Oitava aula - os anormais
A feiticeira subscreve a troca, firma o pacto, no fundo, ela é um sujeito jurídico. É a esse título que poderá ser punida. Na possessão a vontade é carregada de todos os equívocos do desejo. A vontade quer e não quer.
O corpo da feiticeira é capaz de transportar e ser transportado; é capaz de se transportar ou ser transportado; fica invisível também. Ou seja, é afetado por uma espécie de transmaterialidade. Também é caracterizado pelo fato de que é sempre portador de marcas, que são manchas, zonas de insensibilidade, e que constituem, todas elas, como que assinaturas do demônio. É o método em que o demônio pode reconhecer os seus, e é também, inversamente, o meio pelo qual os inquisidores, a gente da Igreja, os juízes podem reconhecer que se trata de uma feiticeira. O corpo da feiticeira goza de prestígios que lhe permitem participar da potência diabólica, que lhe permitem, por conseguinte, escapar dos que a perseguem.
O corpo da possuída é bem diferente. No fundo, é um corpo fortaleza investida e sitiada. Corpo-cidadela, corpo-batalha: batalha entre o demônio e a possuída que resiste; batalha entre o que, na possuída, resiste e essa parte dela mesma, ao contrário, que consente e trai; batalha entre demônios, os exorcistas, os diretores e a possuída, que ora os ajuda, ora os trai, ficando ora do lado do demônio pelo jogo dos prazeres, ora do lado dos diretores e dos exorcistas por meio de suas resistências.

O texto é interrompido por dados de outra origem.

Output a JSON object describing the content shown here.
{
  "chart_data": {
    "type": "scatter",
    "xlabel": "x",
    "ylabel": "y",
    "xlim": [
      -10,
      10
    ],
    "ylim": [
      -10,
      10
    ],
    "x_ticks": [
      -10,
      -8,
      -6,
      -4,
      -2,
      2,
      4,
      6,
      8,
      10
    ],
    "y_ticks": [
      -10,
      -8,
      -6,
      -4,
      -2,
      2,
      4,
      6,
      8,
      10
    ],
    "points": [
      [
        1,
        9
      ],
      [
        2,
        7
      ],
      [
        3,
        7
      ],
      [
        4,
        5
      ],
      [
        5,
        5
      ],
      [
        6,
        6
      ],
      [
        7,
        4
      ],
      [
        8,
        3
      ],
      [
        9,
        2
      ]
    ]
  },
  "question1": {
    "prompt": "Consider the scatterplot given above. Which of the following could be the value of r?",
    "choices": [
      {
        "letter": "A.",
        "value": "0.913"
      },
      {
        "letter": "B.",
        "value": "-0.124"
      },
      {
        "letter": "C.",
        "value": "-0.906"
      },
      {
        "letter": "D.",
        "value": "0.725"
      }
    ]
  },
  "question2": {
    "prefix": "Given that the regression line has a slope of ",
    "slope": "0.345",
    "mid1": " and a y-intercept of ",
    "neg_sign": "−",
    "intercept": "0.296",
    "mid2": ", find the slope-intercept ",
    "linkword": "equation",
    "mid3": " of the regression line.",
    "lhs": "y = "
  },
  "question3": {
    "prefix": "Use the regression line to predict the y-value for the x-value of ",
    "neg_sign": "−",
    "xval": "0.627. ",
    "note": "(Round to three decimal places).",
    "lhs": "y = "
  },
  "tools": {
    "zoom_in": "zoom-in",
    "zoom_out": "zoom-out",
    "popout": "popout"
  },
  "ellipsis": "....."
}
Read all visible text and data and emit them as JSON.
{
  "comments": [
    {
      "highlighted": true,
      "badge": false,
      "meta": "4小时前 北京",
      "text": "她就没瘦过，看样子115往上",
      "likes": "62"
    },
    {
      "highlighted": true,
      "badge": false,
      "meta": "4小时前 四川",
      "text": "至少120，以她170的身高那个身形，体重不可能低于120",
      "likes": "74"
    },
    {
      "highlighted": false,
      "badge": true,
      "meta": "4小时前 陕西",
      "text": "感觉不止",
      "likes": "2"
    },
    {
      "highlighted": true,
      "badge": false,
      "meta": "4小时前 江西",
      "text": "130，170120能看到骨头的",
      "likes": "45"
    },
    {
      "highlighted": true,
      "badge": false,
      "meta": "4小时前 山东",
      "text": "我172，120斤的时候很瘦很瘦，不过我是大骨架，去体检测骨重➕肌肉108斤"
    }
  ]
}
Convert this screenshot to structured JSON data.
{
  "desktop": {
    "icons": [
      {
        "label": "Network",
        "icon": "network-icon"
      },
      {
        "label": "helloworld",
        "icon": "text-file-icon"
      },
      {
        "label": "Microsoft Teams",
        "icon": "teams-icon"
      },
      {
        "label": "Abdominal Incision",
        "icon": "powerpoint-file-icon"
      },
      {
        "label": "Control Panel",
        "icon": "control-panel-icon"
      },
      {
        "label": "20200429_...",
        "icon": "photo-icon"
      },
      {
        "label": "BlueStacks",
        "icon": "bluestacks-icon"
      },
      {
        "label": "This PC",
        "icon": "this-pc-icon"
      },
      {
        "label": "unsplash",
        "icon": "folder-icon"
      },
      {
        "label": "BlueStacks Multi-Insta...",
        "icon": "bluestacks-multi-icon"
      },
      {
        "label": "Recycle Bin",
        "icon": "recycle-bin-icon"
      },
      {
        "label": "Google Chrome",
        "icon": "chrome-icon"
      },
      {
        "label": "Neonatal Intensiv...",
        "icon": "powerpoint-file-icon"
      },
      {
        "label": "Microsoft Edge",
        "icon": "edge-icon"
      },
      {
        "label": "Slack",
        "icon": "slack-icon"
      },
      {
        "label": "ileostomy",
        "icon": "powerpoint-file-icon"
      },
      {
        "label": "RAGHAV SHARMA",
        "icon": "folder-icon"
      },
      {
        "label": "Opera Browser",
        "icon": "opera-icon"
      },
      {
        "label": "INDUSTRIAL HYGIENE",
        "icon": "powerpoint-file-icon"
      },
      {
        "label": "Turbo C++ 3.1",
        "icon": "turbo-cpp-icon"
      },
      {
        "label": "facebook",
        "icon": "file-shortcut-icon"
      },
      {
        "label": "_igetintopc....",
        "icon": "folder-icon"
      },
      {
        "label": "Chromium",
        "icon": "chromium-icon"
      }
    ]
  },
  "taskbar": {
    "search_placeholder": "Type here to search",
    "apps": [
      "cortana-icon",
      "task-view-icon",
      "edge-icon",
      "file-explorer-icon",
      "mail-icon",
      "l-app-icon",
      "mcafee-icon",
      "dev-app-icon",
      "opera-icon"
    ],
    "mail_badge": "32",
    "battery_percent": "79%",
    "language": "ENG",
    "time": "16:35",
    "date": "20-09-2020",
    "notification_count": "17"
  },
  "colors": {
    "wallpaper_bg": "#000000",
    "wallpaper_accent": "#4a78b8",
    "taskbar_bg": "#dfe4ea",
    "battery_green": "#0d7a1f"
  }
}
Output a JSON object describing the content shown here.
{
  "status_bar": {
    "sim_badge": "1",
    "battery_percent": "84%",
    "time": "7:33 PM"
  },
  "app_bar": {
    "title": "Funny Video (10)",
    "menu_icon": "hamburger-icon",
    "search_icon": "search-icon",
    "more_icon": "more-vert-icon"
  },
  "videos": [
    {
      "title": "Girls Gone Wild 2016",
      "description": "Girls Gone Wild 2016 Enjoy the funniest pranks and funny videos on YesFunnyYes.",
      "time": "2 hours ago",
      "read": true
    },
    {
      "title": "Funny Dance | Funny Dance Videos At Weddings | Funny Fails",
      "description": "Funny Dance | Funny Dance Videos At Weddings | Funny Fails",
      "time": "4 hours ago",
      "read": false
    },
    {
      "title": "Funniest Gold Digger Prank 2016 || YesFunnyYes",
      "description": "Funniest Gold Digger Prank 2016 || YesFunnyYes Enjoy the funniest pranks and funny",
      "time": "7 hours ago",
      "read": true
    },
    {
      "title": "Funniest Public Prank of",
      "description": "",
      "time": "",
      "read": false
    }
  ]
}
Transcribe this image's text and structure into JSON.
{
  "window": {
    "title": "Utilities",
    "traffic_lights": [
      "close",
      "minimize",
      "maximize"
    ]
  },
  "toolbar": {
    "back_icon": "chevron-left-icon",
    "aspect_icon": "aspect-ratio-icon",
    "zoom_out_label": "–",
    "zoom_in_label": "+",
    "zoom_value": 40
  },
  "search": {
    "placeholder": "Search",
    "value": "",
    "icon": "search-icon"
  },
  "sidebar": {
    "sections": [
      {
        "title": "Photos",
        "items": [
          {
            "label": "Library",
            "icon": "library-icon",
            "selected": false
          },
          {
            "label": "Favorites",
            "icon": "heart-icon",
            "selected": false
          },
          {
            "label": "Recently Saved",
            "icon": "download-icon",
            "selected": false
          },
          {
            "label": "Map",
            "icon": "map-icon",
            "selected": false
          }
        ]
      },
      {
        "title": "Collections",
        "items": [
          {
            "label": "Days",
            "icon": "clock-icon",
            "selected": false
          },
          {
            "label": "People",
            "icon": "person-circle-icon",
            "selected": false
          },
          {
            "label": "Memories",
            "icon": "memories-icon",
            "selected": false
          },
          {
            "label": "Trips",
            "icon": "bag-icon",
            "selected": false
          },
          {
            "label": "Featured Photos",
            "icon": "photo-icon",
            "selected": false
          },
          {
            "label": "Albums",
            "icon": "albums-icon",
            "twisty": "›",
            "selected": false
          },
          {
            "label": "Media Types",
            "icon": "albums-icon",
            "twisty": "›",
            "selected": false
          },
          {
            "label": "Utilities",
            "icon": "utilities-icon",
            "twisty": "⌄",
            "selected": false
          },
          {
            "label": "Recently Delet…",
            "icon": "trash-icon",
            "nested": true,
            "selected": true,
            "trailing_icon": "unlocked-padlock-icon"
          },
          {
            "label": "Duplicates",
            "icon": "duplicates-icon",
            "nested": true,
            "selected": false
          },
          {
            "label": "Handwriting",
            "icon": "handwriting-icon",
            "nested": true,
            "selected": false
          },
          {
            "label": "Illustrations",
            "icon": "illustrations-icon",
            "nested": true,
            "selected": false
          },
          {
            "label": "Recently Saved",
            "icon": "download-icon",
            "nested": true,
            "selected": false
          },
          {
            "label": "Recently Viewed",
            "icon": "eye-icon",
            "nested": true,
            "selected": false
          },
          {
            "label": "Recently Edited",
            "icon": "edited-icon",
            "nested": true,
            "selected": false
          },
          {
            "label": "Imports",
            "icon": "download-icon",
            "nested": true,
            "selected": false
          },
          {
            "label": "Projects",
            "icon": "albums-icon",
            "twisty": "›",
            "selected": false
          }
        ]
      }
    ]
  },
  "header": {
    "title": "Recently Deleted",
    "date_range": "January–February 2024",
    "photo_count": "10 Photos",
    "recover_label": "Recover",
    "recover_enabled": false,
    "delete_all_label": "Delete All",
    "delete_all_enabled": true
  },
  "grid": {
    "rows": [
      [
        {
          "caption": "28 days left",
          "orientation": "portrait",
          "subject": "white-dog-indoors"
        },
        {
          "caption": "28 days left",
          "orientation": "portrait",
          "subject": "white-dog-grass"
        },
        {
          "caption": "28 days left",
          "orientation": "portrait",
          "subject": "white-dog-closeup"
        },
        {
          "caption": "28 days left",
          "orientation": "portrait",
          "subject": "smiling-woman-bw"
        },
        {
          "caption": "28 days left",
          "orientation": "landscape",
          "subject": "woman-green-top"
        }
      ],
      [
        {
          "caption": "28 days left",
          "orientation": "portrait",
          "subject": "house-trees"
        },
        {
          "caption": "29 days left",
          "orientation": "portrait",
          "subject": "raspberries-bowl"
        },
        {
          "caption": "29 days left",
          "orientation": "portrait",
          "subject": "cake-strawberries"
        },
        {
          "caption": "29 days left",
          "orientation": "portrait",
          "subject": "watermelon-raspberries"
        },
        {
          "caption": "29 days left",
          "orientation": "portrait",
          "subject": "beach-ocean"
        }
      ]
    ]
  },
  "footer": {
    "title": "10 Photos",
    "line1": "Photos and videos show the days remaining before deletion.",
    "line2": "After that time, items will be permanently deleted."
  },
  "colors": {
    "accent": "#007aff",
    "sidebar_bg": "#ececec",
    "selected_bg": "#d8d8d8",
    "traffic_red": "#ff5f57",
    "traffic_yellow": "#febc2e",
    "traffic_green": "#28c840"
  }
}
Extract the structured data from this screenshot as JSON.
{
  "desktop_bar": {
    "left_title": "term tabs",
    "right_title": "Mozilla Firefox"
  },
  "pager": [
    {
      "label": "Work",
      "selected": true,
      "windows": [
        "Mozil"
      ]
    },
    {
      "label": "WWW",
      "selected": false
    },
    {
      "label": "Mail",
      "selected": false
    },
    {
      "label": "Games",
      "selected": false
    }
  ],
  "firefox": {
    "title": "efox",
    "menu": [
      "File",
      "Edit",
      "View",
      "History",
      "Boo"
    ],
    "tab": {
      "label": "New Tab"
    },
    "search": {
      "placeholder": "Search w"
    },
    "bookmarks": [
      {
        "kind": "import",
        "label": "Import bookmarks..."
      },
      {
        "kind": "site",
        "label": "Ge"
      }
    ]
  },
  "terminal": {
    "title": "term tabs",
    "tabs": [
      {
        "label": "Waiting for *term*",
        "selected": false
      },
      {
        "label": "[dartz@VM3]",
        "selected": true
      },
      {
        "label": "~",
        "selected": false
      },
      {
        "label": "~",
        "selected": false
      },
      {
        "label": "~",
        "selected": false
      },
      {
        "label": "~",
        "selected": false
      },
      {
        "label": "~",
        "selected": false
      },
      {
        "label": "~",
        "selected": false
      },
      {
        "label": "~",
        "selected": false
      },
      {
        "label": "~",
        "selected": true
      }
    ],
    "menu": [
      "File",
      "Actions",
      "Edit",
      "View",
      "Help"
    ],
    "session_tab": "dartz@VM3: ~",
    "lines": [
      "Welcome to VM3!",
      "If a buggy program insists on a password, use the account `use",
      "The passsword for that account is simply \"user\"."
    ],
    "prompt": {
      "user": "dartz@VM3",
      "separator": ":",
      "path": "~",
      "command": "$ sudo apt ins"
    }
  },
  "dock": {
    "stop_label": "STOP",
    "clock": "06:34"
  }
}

É tudo isso que constitui o teatro somático da possessão.
Além do mais esse combate tem sem dúvida sua assinatura, mas não é de modo algum a marca que encontramos nas feiticeiras. É algo bem diferente, é um elemento que vai ter, na história médica e religiosa do Ocidente, uma importância capital: A CONVULSÃO.
A convulsão é a forma plástica e visível do combate no corpo da possuída. Sua performance física pode ser encontrada em aspectos dos fenômenos de convulsão como a rigidez, o arco de círculo, a insensibilidade às pancadas.